The next day, I fished a bigger stem of the same stream. I parked the truck, hiked a mile downstream or so, and fished my way back. I was a little early though, as I got to the stream about 9 in the morning, and the fish weren't active. I went through a couple of pools that I knew had fish (because I missed three out of this pool the night before before I realized that my fly was broken off at the bend), and wasn't getting any interest. Usually, the fish don't turn on until about 10:00 in this area, so I forced myself to sit on a rock for an hour. I couldn't do that, of course, but I'd sit for about 20 minutes, get up and try a few drifts, get nothing, and sit for another 20 minutes. Almost exactly at 10:00, I started seeing a few golden stones coming out. So I grabbed one, pinched his wings a bit, and threw him out into a nice looking seam. He made it about 10 feet downstream, when a cutt turned around, raced downstream, and grabbed him. Go time!

I tied on a little FEB Hopper (props to JohnScott), and made a drift right through where I'd tossed the natural.

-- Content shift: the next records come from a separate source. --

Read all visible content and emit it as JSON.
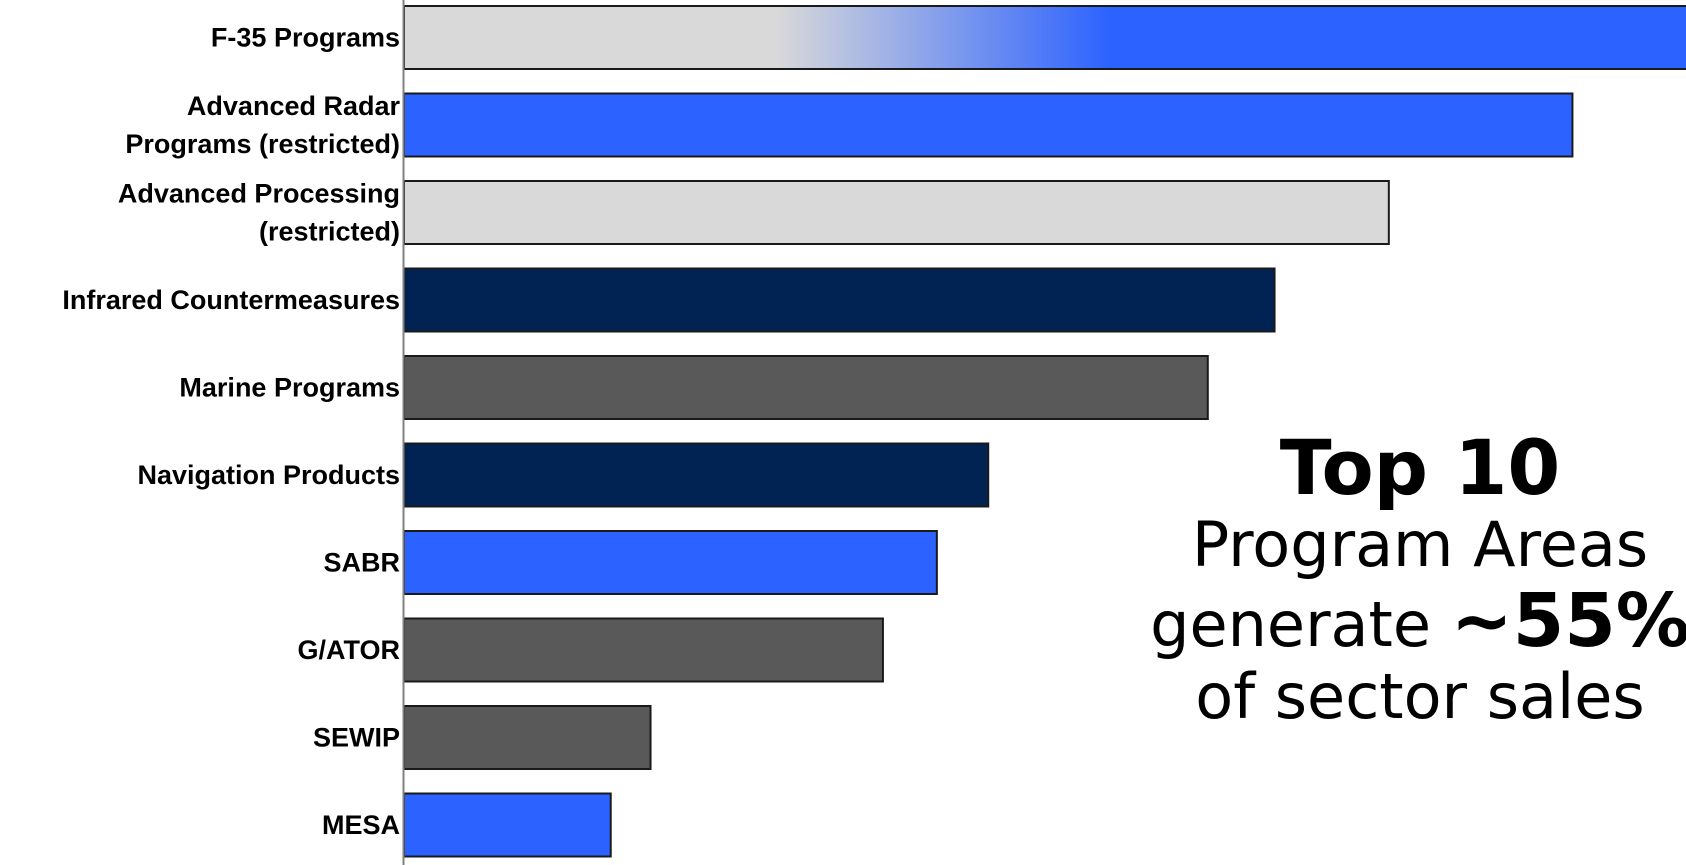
{
  "chart_data": {
    "type": "bar",
    "orientation": "horizontal",
    "categories": [
      [
        "F-35 Programs"
      ],
      [
        "Advanced Radar",
        "Programs (restricted)"
      ],
      [
        "Advanced Processing",
        "(restricted)"
      ],
      [
        "Infrared Countermeasures"
      ],
      [
        "Marine Programs"
      ],
      [
        "Navigation Products"
      ],
      [
        "SABR"
      ],
      [
        "G/ATOR"
      ],
      [
        "SEWIP"
      ],
      [
        "MESA"
      ]
    ],
    "values": [
      100,
      91,
      76.7,
      67.8,
      62.6,
      45.5,
      41.5,
      37.3,
      19.2,
      16.1
    ],
    "fills": [
      "gradient",
      "#2c62ff",
      "#d9d9d9",
      "#002353",
      "#595959",
      "#002353",
      "#2c62ff",
      "#595959",
      "#595959",
      "#2c62ff"
    ],
    "gradient_stops": [
      "#d9d9d9",
      "#2c62ff"
    ],
    "title": "",
    "xlabel": "",
    "ylabel": "",
    "axis_ticks": "none",
    "grid": false,
    "legend": "none"
  },
  "callout": {
    "line1": "Top 10",
    "line2": "Program Areas",
    "line3_prefix": "generate ",
    "line3_value": "~55%",
    "line4": "of sector sales"
  }
}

From that moment on, the fishing was ridiculous. I was picking up fish on nearly every cast. Almost every single pocket that looked like it should hold a fish did. In a mile of stream, I landed over 30 fish, and probably missed another 10 or 15 more.





There weren't any massive hatches like there were a couple of week prior, but the fish were definitely looking up even more than they were then. Every single fish was caught on a big dry fly, except one that I had to put on a big stonefly nymph to pull out of a deep pool.